Different energy mixes will fuel plug-in hybrid cars

21 Aug 2010

Few drivers know exactly which well in which country their gasoline comes from, and from an environmental standpoint, it may not matter.  Burning petroleum from the United States, Canada, Russia or Iran would each release large amounts of harmful greenhouse gases into the atmosphere.

However, the blossoming development of market-ready plug-in hybrid electric vehicles (PHEVs) will change this calculation. 

Unlike petroleum, which comes almost uniformly from drilled wells, the electricity to be consumed by PHEVs originates in a number of different natural resources: in the form of renewables such as wind and solar energy and non-renewables like coal and natural gas.

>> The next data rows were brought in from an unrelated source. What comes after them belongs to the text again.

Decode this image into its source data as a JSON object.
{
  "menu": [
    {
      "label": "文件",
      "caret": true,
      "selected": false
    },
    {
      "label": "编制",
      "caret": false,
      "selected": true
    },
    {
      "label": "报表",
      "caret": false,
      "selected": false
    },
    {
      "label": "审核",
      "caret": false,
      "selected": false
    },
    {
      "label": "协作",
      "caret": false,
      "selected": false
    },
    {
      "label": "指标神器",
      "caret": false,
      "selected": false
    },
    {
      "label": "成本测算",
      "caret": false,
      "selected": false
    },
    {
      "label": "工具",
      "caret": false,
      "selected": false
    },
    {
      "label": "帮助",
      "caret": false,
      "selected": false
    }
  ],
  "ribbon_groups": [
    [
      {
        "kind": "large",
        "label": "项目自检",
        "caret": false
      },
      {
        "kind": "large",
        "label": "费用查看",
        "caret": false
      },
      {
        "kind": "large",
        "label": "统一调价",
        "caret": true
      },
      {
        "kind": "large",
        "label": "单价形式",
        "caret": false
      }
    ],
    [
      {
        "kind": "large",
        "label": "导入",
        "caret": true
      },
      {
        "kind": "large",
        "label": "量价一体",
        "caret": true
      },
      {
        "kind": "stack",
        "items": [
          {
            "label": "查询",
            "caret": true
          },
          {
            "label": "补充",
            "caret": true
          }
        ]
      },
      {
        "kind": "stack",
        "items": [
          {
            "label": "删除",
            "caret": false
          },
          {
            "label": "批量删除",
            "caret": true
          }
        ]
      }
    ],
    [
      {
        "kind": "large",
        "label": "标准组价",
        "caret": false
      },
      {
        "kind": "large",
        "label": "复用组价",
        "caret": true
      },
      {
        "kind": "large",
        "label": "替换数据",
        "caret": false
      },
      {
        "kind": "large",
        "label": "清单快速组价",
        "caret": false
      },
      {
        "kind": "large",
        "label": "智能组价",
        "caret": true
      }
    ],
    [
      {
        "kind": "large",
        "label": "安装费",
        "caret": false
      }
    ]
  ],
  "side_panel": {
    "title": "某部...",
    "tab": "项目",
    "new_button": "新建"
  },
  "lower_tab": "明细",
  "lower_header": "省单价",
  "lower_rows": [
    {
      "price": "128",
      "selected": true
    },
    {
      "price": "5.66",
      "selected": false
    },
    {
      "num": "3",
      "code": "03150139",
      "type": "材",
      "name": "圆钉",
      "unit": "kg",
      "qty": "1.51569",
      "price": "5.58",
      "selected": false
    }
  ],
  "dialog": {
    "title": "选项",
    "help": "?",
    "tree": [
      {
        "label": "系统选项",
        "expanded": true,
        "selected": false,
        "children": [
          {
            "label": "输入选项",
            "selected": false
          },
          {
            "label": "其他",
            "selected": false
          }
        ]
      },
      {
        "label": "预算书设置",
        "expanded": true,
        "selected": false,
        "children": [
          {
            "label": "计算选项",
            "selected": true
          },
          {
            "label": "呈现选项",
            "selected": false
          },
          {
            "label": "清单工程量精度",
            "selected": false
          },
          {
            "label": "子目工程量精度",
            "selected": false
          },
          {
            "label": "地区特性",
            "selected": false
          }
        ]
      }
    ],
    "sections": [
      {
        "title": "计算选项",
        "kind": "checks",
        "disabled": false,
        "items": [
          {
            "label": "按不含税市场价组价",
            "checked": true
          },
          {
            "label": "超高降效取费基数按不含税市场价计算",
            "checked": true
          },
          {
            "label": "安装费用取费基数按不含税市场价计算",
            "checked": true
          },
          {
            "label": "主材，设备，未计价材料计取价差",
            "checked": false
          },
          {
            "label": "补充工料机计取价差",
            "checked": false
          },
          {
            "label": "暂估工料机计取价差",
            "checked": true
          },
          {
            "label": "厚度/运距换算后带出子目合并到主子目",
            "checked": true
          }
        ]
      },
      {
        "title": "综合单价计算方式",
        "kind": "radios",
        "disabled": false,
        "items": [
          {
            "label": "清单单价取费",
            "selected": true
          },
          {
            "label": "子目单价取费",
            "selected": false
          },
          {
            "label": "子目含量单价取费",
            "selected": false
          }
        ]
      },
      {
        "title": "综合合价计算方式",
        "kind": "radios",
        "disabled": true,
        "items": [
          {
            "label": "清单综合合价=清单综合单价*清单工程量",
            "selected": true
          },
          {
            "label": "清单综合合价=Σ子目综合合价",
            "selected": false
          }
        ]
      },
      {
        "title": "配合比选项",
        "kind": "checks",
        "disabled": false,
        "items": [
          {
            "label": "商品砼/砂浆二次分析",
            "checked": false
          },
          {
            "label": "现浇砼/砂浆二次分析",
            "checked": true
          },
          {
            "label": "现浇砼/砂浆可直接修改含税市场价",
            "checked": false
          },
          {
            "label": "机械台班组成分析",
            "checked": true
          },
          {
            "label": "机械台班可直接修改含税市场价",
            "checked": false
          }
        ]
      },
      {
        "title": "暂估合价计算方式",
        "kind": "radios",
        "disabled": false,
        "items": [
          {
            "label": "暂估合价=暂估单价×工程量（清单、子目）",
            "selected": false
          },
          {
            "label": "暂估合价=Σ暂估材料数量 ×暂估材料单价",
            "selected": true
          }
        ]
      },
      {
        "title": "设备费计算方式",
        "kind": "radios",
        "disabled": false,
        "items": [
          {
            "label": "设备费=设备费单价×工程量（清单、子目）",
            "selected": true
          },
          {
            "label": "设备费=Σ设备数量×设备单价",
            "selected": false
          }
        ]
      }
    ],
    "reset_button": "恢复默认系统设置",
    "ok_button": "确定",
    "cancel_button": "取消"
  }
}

The manufacturing process for each of these different sources of electricity results in different quantities of greenhouse gas emissions, and therefore each has a markedly different impact on the environment. 

Scientists at the US Department of Energy's Argonne National Laboratory have begun to examine the precise effect of this new portfolio of different fuel sources for plug-in vehicles on our environment.

Led by engineers Michael Wang and Amgad Elgowainy, the Argonne team expanded and used the laboratory's Greenhouse Gases, Regulated Emissions and Energy Use in Transportation (GREET) model to assess which types of power plants are likely to generate the electricity used by PHEVs in different regions of the United States.